The presidency has warned that the effect of the leak “has been to allow for selective quotation from the document, often out of context, to support various agendas”.

Paying social protections, Gqubule added, will also stimulate the economy.

Dick Forslund, the senior economist at the Alternative Information and Development Centre, agreed. “Growth is also dependent on household spending … If you were to introduce a basic income grant, you will of course get a boost in demand for domestically produced goods and services.”

He called the narrative that pits grants against growth “populist sloganeering” used to further the upper-class agenda. “It has no insight into how the economy works and what economic demand means for growth.”

A report commissioned by the National Economic Development and Labour Council, released late last month, found that the grant could add 0.5% to GDP growth by 2025 by improving household demand.

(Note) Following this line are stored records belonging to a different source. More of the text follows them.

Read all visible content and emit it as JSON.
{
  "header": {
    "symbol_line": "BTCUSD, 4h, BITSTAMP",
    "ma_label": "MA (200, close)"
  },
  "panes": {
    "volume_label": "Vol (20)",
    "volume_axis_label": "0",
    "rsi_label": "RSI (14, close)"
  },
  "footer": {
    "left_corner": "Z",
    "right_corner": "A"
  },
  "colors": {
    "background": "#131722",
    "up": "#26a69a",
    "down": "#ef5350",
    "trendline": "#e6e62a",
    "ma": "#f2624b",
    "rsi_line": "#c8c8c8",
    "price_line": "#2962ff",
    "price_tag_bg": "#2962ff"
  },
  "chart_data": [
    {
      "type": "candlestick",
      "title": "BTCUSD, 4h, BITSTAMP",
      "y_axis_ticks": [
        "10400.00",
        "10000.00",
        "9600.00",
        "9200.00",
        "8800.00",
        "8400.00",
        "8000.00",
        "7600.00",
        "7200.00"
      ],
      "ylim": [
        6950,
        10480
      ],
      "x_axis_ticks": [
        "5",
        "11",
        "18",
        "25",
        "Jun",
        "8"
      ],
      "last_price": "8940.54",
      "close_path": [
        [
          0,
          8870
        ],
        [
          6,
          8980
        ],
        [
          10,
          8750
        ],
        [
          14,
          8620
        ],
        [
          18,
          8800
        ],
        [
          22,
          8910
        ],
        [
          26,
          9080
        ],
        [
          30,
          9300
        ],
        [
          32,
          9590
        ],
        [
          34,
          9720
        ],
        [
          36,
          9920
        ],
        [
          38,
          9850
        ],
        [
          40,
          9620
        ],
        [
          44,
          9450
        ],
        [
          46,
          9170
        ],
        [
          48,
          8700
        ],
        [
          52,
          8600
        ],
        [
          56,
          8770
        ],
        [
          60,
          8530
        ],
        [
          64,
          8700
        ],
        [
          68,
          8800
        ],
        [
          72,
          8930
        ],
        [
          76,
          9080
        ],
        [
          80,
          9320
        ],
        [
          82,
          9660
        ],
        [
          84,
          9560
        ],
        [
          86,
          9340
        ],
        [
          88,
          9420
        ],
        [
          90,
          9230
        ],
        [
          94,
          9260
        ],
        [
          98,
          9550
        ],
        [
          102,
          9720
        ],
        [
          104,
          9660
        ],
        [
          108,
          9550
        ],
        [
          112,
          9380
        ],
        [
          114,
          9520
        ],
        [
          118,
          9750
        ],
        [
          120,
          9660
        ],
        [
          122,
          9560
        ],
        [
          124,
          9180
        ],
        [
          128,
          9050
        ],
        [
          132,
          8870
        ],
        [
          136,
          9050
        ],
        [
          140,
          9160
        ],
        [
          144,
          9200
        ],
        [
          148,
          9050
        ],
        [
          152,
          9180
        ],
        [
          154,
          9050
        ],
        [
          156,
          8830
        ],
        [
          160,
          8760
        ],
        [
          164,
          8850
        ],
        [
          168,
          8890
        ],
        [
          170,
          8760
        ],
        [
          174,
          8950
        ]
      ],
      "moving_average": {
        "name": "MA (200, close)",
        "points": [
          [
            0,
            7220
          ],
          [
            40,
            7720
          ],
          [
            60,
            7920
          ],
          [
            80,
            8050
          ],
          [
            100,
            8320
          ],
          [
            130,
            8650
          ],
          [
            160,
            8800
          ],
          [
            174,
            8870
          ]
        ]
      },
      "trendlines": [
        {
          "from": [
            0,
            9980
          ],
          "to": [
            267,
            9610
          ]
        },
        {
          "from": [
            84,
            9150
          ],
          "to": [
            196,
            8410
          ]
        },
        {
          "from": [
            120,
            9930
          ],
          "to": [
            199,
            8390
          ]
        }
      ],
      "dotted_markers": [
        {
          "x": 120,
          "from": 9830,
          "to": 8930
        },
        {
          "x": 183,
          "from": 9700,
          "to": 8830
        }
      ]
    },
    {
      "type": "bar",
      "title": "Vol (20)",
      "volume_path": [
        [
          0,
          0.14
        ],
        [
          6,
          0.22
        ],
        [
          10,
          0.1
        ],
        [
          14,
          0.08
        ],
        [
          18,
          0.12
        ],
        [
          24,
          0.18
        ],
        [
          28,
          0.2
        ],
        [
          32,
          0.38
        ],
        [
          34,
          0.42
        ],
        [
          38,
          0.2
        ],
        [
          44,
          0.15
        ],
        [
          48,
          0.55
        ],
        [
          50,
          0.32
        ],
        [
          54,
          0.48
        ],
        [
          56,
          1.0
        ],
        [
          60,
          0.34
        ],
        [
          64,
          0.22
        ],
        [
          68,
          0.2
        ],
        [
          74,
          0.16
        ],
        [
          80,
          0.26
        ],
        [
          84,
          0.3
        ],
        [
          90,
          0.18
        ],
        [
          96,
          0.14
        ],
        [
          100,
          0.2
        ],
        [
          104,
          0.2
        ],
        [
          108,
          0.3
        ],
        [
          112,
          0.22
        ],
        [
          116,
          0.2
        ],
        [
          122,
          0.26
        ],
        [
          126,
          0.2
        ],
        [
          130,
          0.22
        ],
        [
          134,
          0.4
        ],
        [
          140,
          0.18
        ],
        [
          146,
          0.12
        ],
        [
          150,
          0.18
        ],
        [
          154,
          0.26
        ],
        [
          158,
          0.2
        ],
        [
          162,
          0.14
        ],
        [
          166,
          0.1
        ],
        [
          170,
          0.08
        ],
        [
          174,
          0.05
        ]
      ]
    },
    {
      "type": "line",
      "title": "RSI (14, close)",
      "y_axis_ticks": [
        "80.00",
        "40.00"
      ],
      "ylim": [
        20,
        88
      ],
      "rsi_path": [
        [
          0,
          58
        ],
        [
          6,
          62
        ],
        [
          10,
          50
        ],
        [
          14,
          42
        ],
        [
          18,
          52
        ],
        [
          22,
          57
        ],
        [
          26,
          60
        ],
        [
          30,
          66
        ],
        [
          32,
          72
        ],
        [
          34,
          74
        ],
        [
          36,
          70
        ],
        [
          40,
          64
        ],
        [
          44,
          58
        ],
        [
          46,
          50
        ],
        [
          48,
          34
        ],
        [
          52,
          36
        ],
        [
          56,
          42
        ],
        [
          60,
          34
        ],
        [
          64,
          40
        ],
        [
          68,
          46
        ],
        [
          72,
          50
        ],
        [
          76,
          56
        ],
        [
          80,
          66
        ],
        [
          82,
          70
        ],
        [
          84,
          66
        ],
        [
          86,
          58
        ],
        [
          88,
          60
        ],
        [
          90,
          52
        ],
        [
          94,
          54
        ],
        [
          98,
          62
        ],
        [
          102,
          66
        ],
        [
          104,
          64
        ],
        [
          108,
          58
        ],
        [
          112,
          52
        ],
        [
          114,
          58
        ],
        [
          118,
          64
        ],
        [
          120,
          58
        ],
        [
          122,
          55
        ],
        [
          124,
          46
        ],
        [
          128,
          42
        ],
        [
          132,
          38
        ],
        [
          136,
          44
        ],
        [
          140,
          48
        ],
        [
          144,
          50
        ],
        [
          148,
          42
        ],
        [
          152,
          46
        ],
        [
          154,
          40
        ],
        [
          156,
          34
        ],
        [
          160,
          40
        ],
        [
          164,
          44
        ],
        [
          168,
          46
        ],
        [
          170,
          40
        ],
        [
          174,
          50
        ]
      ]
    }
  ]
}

Given the significance of the cost attached to a universal basic income grant, the report suggests looking into whether a wealth tax should be implemented.

If this happens people in the middle class and upper middle class will have to lower their consumption, Forslund noted. The upper class, he added, will have to lower their financial investments. 

“Because they can’t even consume all their income. They are using it for savings and investments, which is being circulated in the financial system. So, by introducing a basic income grant, you skew consumption to basic necessities.”

Forslund noted rapid economic growth can end up reproducing inequalities, because the wealth generated in periods of growth is not distributed into the real economy. “One reason for this is the growth of the finance industry … There is a general trend in the capitalist system of no longer investing in real things, but letting profit swirl around in the financial system.”

Although unemployment continued to spiral last year, 2021 was the best year for the JSE in more than a decade.

The government, Forslund added, is put in a fiscal dilemma when it wants to gain voter support from the majority, while also not spurning the rich. “You can’t be friends with everybody. And I think you should be friends with the majority.”